PMK is lovely for larger formats but too gritty for my tastes for 35mm.
 
PMK is lovely for larger formats but too gritty for my tastes for 35mm.

CR I switched over to Pyrocat for everything a few years ago, when I was using PMK i didn't shoot 35....only MF/LF
 
CR I switched over to Pyrocat for everything a few years ago, when I was using PMK i didn't shoot 35....only MF/LF

I use Pcat-HDC extensively, but still keep PMK around for the bigger formats. I've never found anything that gives such well defined edges around clouds.
 
Foma 100 is a fantastic film IME.

I usally shoot Foma 400 for the speed but just bought a box of 4X5 Foma 100. I use Foma in 35mm for my walk around film, in Diafine i can shoot 400. 100 I can shoot at 100 in Acufine.
 
What situations if any demand Tri-X? That's the flip side of the coin. If you like it's look, you don't need any other justification. But it's just one of many choices, most of them more modern.
 
What situations if any demand Tri-X? That's the flip side of the coin. If you like it's look, you don't need any other justification.

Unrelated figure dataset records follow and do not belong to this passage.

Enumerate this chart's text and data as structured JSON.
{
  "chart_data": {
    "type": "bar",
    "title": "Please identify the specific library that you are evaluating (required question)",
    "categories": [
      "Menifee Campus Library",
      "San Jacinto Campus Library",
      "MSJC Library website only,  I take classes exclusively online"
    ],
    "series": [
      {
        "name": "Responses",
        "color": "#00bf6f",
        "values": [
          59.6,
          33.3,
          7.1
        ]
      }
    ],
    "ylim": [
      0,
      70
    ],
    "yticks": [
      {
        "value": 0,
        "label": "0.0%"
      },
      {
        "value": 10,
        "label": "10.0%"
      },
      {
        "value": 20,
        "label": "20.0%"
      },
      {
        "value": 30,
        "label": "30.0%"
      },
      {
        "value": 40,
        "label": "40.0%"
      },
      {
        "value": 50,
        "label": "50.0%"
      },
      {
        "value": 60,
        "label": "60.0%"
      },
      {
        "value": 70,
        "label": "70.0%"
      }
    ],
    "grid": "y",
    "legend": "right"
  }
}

But it's just one of many choices, most of them more modern.
Hi Drew,

I use both, TX and TMY-2 in 120.
Can't say exactly why, but I like TX from old (pre-war, non coated glass) cameras better than TMY-2. Even as TMY-2 is the technical better film.
Same for FP4Plus on the old microscope camera (9x12cm, 6x9cm)...

With modern (post 1980, coated optics) cameras I mostly take TMY-2 and TMX.

Or does it simply feel wrong for me to put a T/Delta/Sigma crystal film into a 1913 to 193x camera?!